Among the recommendations in the report: That the department “immediately begin cleaning all childcare centers, parks, and schools,” deploy enough resources to clean the 3,200 most polluted properties on time, set a schedule for cleaning all 7,800 contaminated properties and identify the amount of additional funding needed.
In a response letter released with the audit, Williams said the department does not currently have funding to clean the remaining 4,600 properties, and “without knowing a sustained level of funding, providing people in the community with an end date for the cleanup of their properties is at best a guess.”
Williams called it “the largest, most logistically complex residential cleanup project the state of California has ever undertaken” and said the department “has cleaned up more properties, more quickly than any other residential lead cleanup in the nation.”
The state auditor countered that Toxic Substances Control “did not provide any evidence to support its assertion” about the pace of the Exide cleanup relative to other projects.
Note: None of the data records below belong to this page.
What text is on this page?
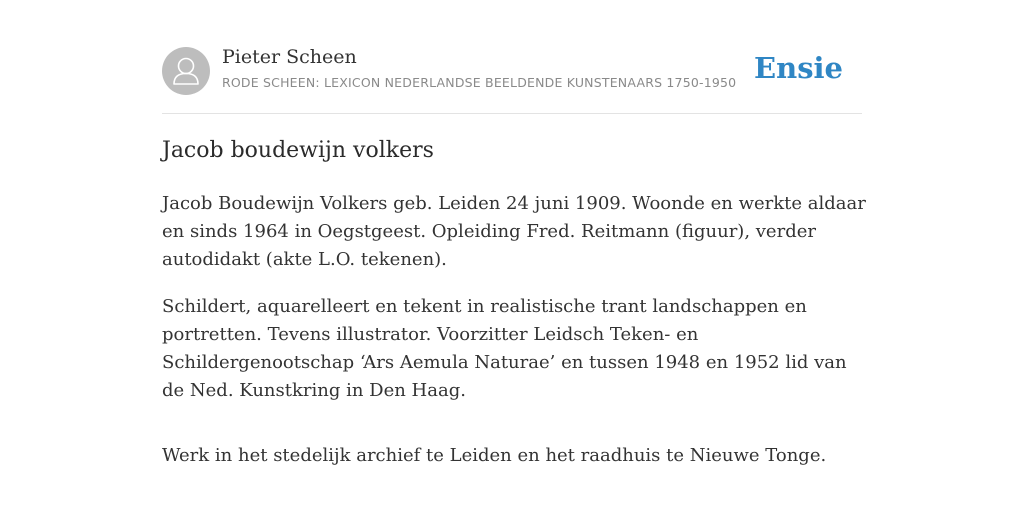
Pieter Scheen
RODE SCHEEN: LEXICON NEDERLANDSE BEELDENDE KUNSTENAARS 1750-1950 Ensie
Jacob boudewijn volkers

Jacob Boudewijn Volkers geb. Leiden 24 juni 1909. Woonde en werkte aldaar en sinds 1964 in Oegstgeest. Opleiding Fred. Reitmann (figuur), verder autodidakt (akte L.O. tekenen).

Schildert, aquarelleert en tekent in realistische trant landschappen en portretten. Tevens illustrator. Voorzitter Leidsch Teken- en Schildergenootschap ‘Ars Aemula Naturae’ en tussen 1948 en 1952 lid van de Ned. Kunstkring in Den Haag.

Werk in het stedelijk archief te Leiden en het raadhuis te Nieuwe Tonge.
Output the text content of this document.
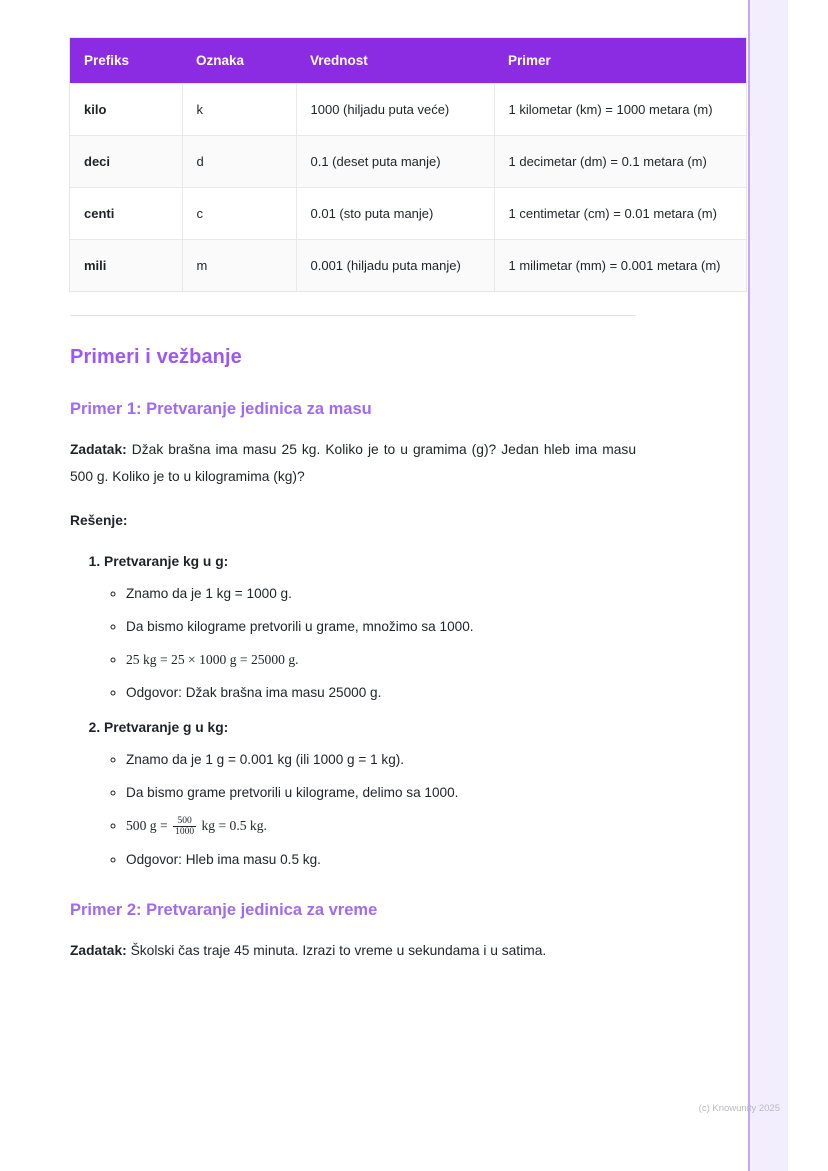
Prefiks	Oznaka	Vrednost	Primer
kilo	k	1000 (hiljadu puta veće)	1 kilometar (km) = 1000 metara (m)
deci	d	0.1 (deset puta manje)	1 decimetar (dm) = 0.1 metara (m)
centi	c	0.01 (sto puta manje)	1 centimetar (cm) = 0.01 metara (m)
mili	m	0.001 (hiljadu puta manje)	1 milimetar (mm) = 0.001 metara (m)
Primeri i vežbanje
Primer 1: Pretvaranje jedinica za masu

Zadatak: Džak brašna ima masu 25 kg. Koliko je to u gramima (g)? Jedan hleb ima masu 500 g. Koliko je to u kilogramima (kg)?

Rešenje:

1. Pretvaranje kg u g:
◦ Znamo da je 1 kg = 1000 g.
◦ Da bismo kilograme pretvorili u grame, množimo sa 1000.
◦ 25 kg = 25 × 1000 g = 25000 g.
◦ Odgovor: Džak brašna ima masu 25000 g.
2. Pretvaranje g u kg:
◦ Znamo da je 1 g = 0.001 kg (ili 1000 g = 1 kg).
◦ Da bismo grame pretvorili u kilograme, delimo sa 1000.
◦ 500 $g = \frac{500}{1000}$ kg = 0.5 kg.
◦ Odgovor: Hleb ima masu 0.5 kg.
Primer 2: Pretvaranje jedinica za vreme

Zadatak: Školski čas traje 45 minuta. Izrazi to vreme u sekundama i u satima.

(c) Knowunity 2025
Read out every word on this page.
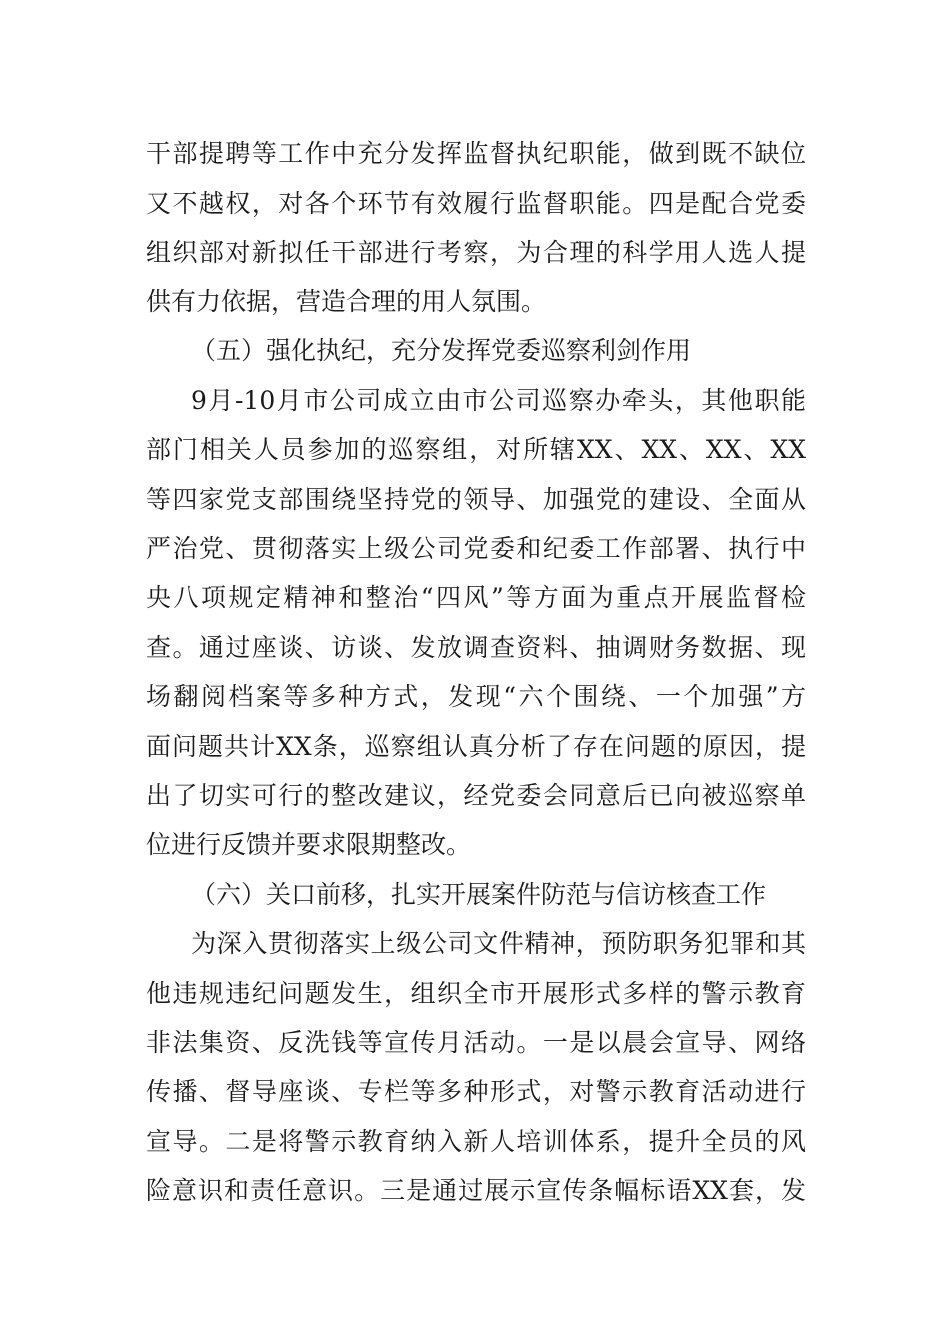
干部提聘等工作中充分发挥监督执纪职能，做到既不缺位
又不越权，对各个环节有效履行监督职能。四是配合党委
组织部对新拟任干部进行考察，为合理的科学用人选人提
供有力依据，营造合理的用人氛围。
（五）强化执纪，充分发挥党委巡察利剑作用
9月-10月市公司成立由市公司巡察办牵头，其他职能
部门相关人员参加的巡察组，对所辖XX、XX、XX、XX
等四家党支部围绕坚持党的领导、加强党的建设、全面从
严治党、贯彻落实上级公司党委和纪委工作部署、执行中
央八项规定精神和整治“四风”等方面为重点开展监督检
查。通过座谈、访谈、发放调查资料、抽调财务数据、现
场翻阅档案等多种方式，发现“六个围绕、一个加强”方
面问题共计XX条，巡察组认真分析了存在问题的原因，提
出了切实可行的整改建议，经党委会同意后已向被巡察单
位进行反馈并要求限期整改。
（六）关口前移，扎实开展案件防范与信访核查工作
为深入贯彻落实上级公司文件精神，预防职务犯罪和其
他违规违纪问题发生，组织全市开展形式多样的警示教育
非法集资、反洗钱等宣传月活动。一是以晨会宣导、网络
传播、督导座谈、专栏等多种形式，对警示教育活动进行
宣导。二是将警示教育纳入新人培训体系，提升全员的风
险意识和责任意识。三是通过展示宣传条幅标语XX套，发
The audit came less than two weeks after a federal bankruptcy court approved a plan by Exide to walk away from the heavily contaminated Vernon facility and leave the cleanup to state taxpayers.
Assemblywoman Cristina Garcia (D-Bell Gardens) said she was disappointed that the findings validated the public’s concerns that “there is no clear plan to ensure all homes with unsafe lead levels get cleaned.”
“It’s maddening that DTSC has not prioritized cleaning of the schools, parks, and day-care centers, where children frequent, since they are the most vulnerable,” she said.
Garcia said the state should loan the toxic substances department money to keep the cleanup going and repay it using existing fees on lead-acid batteries, rather than waiting for those funds to come in over time.
“We cannot use Exide’s bankruptcy as an excuse to not clean up these homes,” Garcia said. “Our next generation will not be left with a poisoned community.”